At only 150 pages, Scribe is a tightly-wrought, harrowing vision. It’s a future that could just as easily be a distant, alternate past, where men and women’s stories are all that keep them alive. Hagy’s prose is perfectly cruel, her palette tinted with hues borrowed from William Faulkner and Cormac McCarthy at their most dismal.

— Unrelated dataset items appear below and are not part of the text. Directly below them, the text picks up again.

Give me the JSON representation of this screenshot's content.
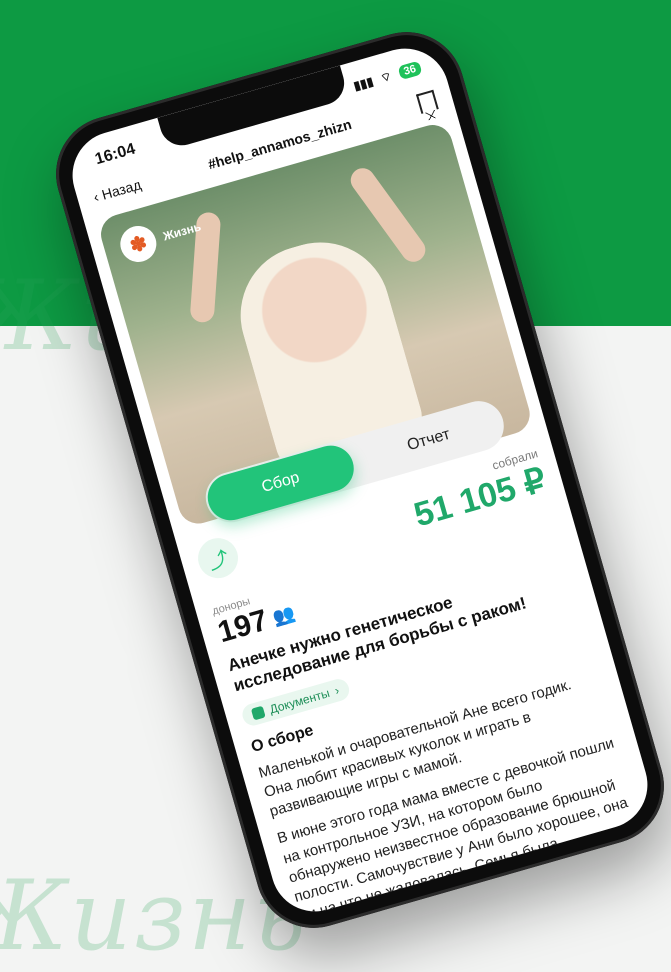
{
  "background": {
    "brand_green": "#0d9a43",
    "script_text": "Жизнь"
  },
  "status_bar": {
    "time": "16:04",
    "battery": "36"
  },
  "nav": {
    "back_label": "Назад",
    "title": "#help_annamos_zhizn",
    "back_icon": "chevron-left-icon",
    "bookmark_icon": "bookmark-icon"
  },
  "photo": {
    "org_name": "Жизнь"
  },
  "tabs": [
    {
      "label": "Сбор",
      "active": true
    },
    {
      "label": "Отчет",
      "active": false
    }
  ],
  "summary": {
    "collected_label": "собрали",
    "collected_value": "51 105 ₽",
    "donors_label": "доноры",
    "donors_value": "197",
    "share_icon": "share-icon"
  },
  "headline": "Анечке нужно генетическое исследование для борьбы с раком!",
  "documents": {
    "label": "Документы"
  },
  "about": {
    "title": "О сборе",
    "p1": "Маленькой и очаровательной Ане всего годик. Она любит красивых куколок и играть в развивающие игры с мамой.",
    "p2": "В июне этого года мама вместе с девочкой пошли на контрольное УЗИ, на котором было обнаружено неизвестное образование брюшной полости. Самочувствие у Ани было хорошее, она ни на что не жаловалась. Семья была шокирована и не могла поверить, что у"
  },
  "colors": {
    "accent": "#22c47a",
    "accent_dark": "#20a86a"
  }
}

In one scene towards the end of the novella, the protagonist is plagued with visions and sickness: “when she tried to vomit, all that came forth was a wind that tasted of bats and their crowded caves.” Scribe is full of beautiful bleakness like this: Hagy is a remarkably sharp conjurer, capable of gloriously dark sentences that land like black magic.

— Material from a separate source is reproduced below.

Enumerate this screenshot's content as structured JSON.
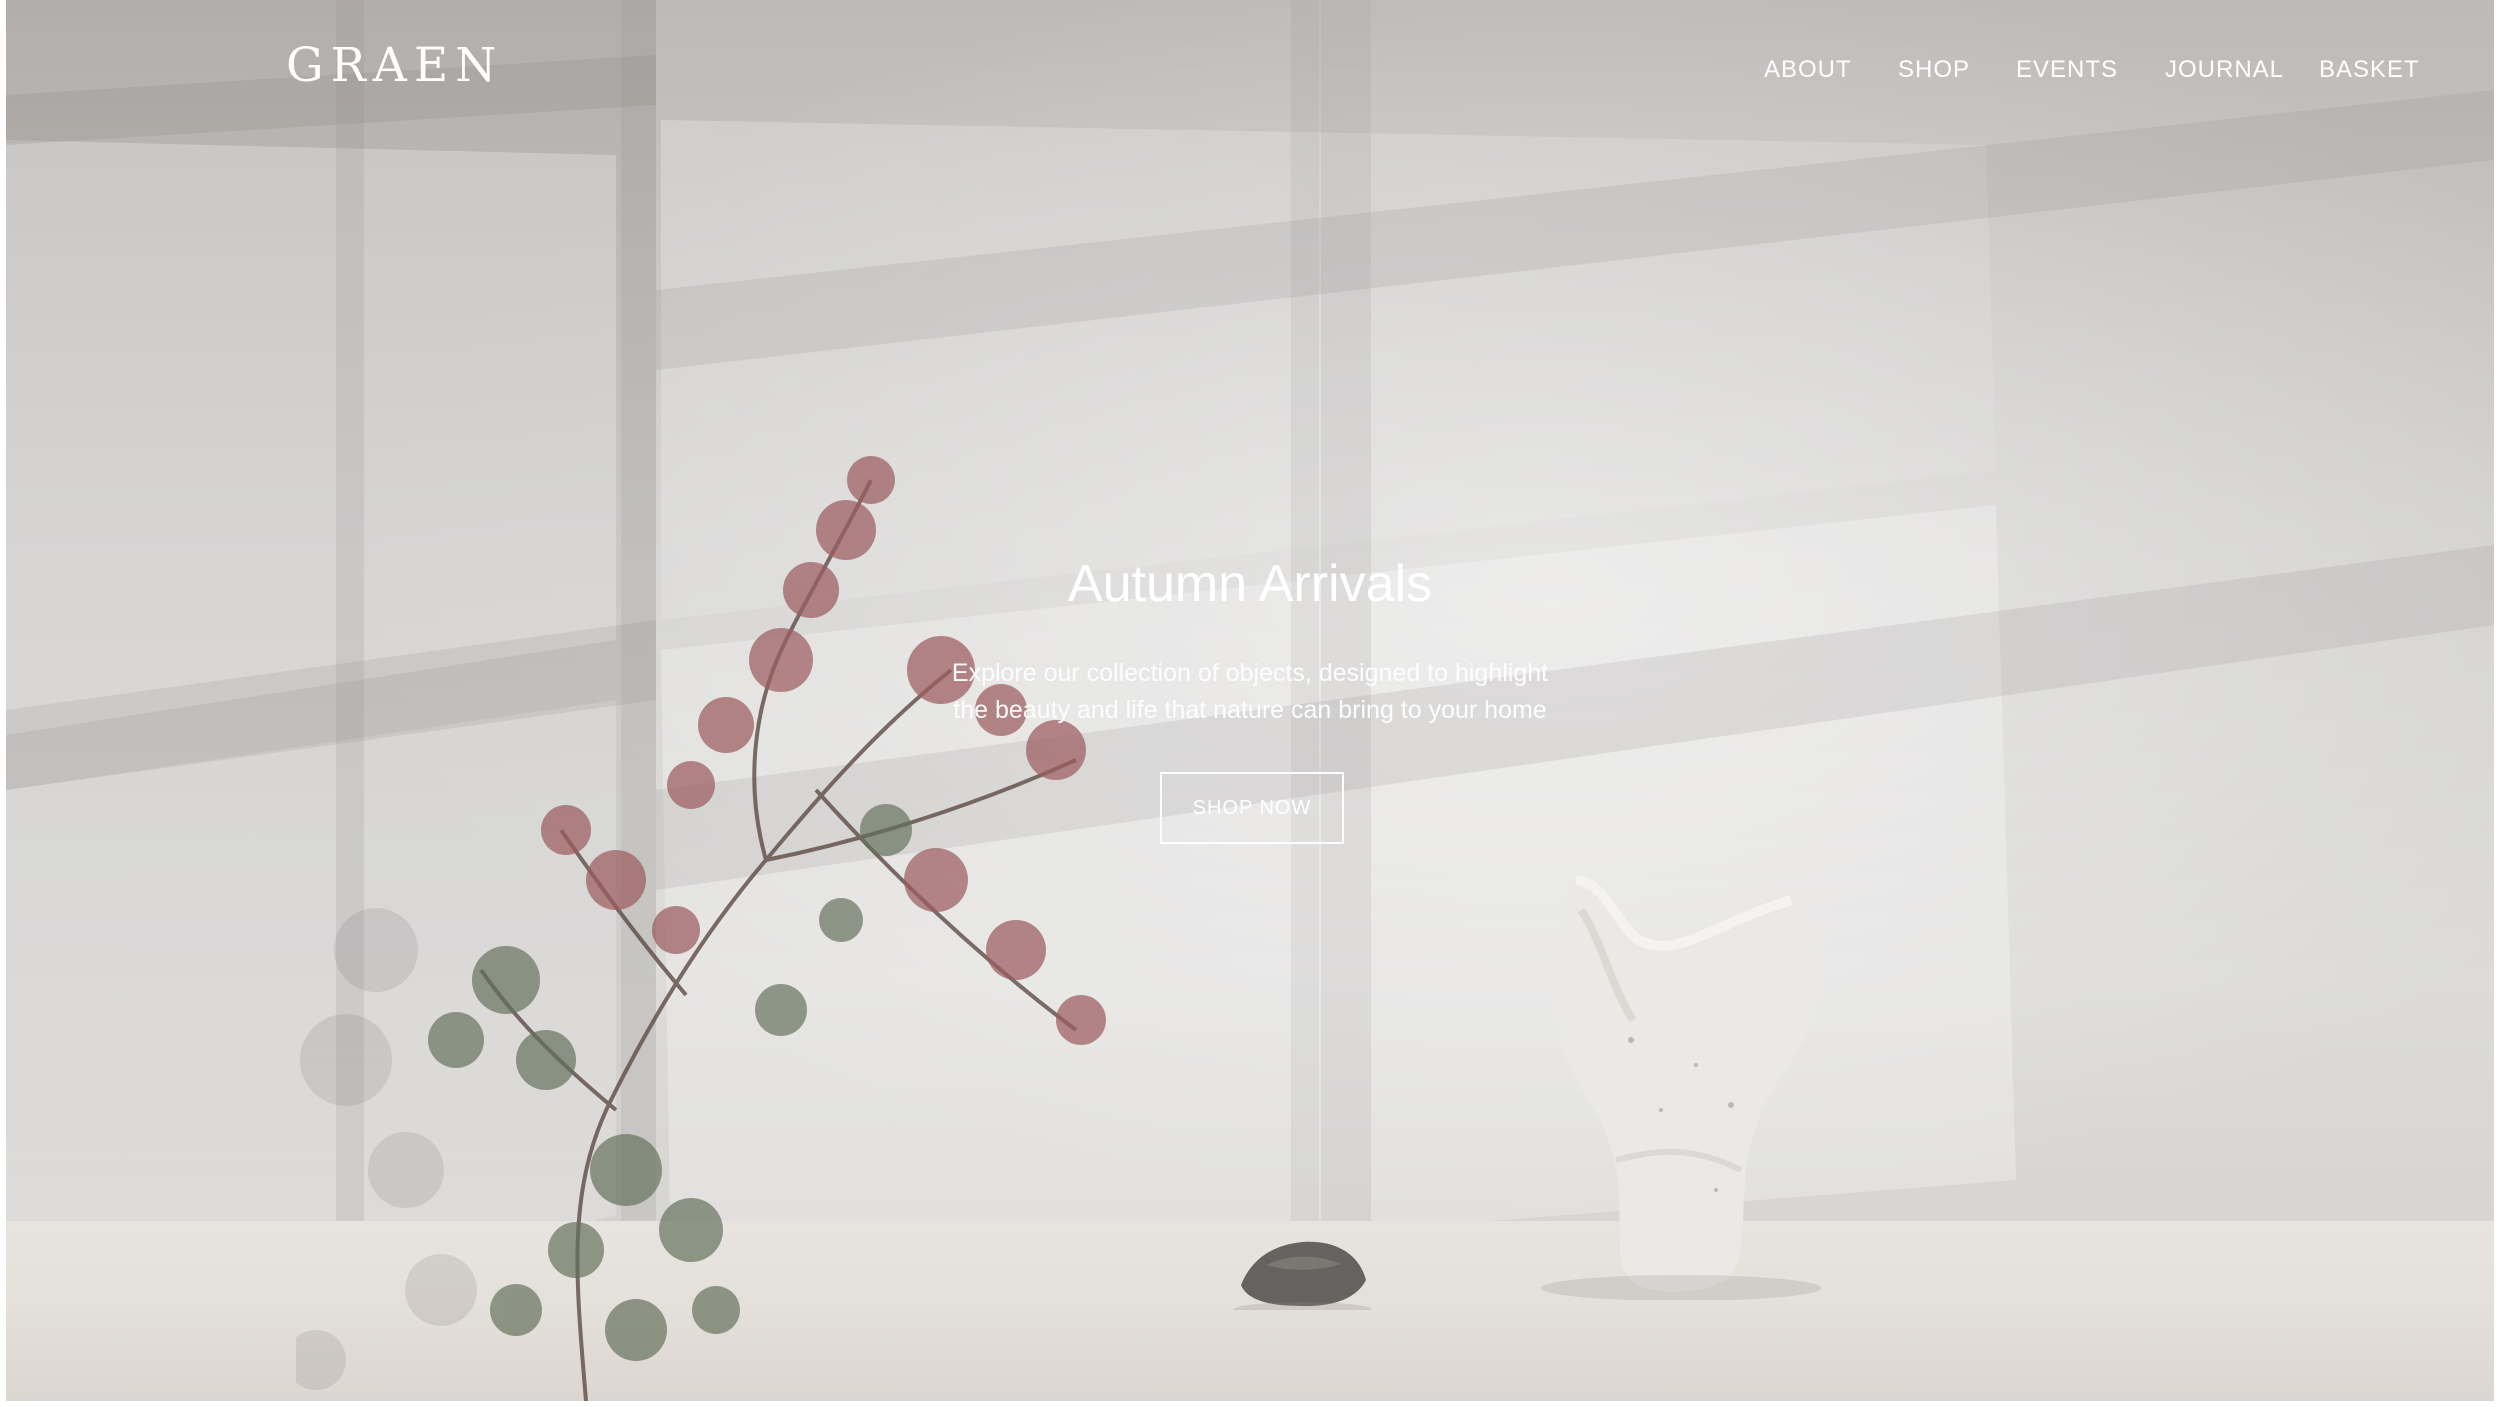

When Scribe opens, the eponymous writer is visited by a man named Hendricks. “What he wanted was the hardest thing,” Hagy writes. “He wanted a letter in the declarative style, and he wanted to be with her… while she wrote it. Then he wanted…her to memorize the letter before the pair of them destroyed it forever…. He wanted her to speak its words aloud in the presence of the person who needed to hear them most.” Outside her house, a camp of travelers called The Uninvited have erected a tent city. Nearby, a local family roils with aggression towards the writer and her suspicious craft. Threading between these neighboring troubles, the writer commits to working with Hendricks and freeing him of the darkness at the root of his story.

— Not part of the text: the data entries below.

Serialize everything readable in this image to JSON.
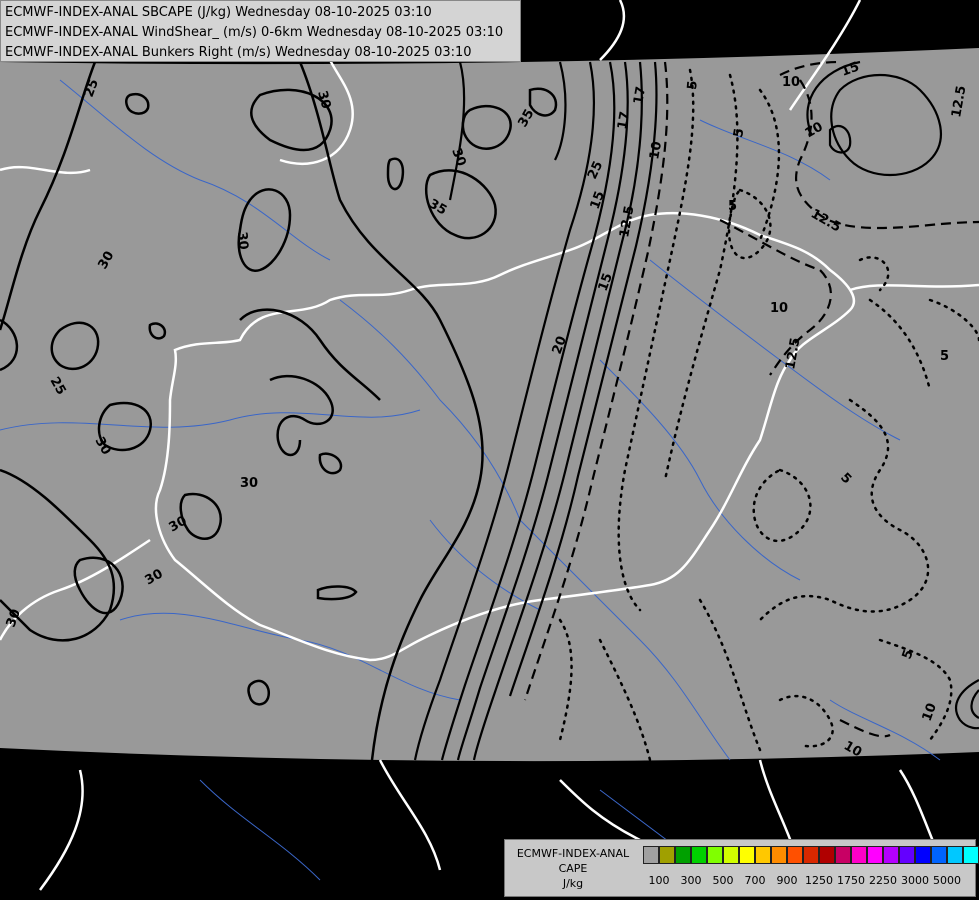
{
  "header": {
    "lines": [
      "ECMWF-INDEX-ANAL SBCAPE (J/kg) Wednesday 08-10-2025 03:10",
      "ECMWF-INDEX-ANAL WindShear_ (m/s) 0-6km Wednesday 08-10-2025 03:10",
      "ECMWF-INDEX-ANAL Bunkers Right (m/s) Wednesday 08-10-2025 03:10"
    ]
  },
  "map": {
    "background_color": "#999999",
    "outside_color": "#000000",
    "border_color": "#ffffff",
    "river_color": "#3a66c8",
    "contour_color": "#000000",
    "contour_labels": [
      "25",
      "30",
      "30",
      "30",
      "35",
      "35",
      "30",
      "30",
      "25",
      "30",
      "30",
      "30",
      "30",
      "20",
      "25",
      "15",
      "12.5",
      "10",
      "5",
      "15",
      "12.5",
      "10",
      "5",
      "17",
      "12.5",
      "10",
      "15",
      "17",
      "5",
      "10",
      "5",
      "5",
      "12.5",
      "10",
      "5",
      "10"
    ]
  },
  "legend": {
    "title_lines": [
      "ECMWF-INDEX-ANAL",
      "CAPE",
      "J/kg"
    ],
    "colors": [
      "#a0a0a0",
      "#a0a000",
      "#00a000",
      "#00d000",
      "#80ff00",
      "#d0ff00",
      "#ffff00",
      "#ffc800",
      "#ff8c00",
      "#ff5000",
      "#d82800",
      "#b00000",
      "#c80064",
      "#ff00c8",
      "#ff00ff",
      "#b400ff",
      "#6400ff",
      "#0000ff",
      "#0064ff",
      "#00c8ff",
      "#00ffff",
      "#80ffff",
      "#ffffff"
    ],
    "tick_labels": [
      "100",
      "300",
      "500",
      "700",
      "900",
      "1250",
      "1750",
      "2250",
      "3000",
      "5000"
    ]
  }
}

As the novella unfolds, Hagy develops the writer’s past and recounts the loss of her sister, whose presence may be haunting her as she works through Hendricks’ assignment. While already a hazy work of fiction, Scribe tumbles further into the realm of the unreal: Hagy’s prose grows increasingly disjointed and nonlinear, effectively mirroring the madness that permeates the land. Whether the story makes a logical sort of sense is ultimately beside the point; Hagy’s fevered prose is a transportive awakening, more thematically effective than it is in turning plot.
Scraping away Scribe’s topsoil reveals a powerful allegory. Hagy’s story may have all the hallmarks of an edgy literary gothic, but underneath its desolation is a work about the power of storytelling and how one’s stories are essentially representative of their entire existence. The confessions that the scribe absorbs are proof that a person has survived — lived to tell the tale, so to speak. Pairing this existential power with the quietly political subtext of The Uninvited and the conflicts across the border transforms Scribe into an unexpectedly timely folktale. Not only does Hagy preach the power of storytelling, she simultaneously places that power into the minds of the listener. Listeners, Hagy posits, have a obligation to reflect and better themselves in response to what they read or hear. “It was all a writer could do,” Hagy explains, “lay out the consequences of a person’s choices.”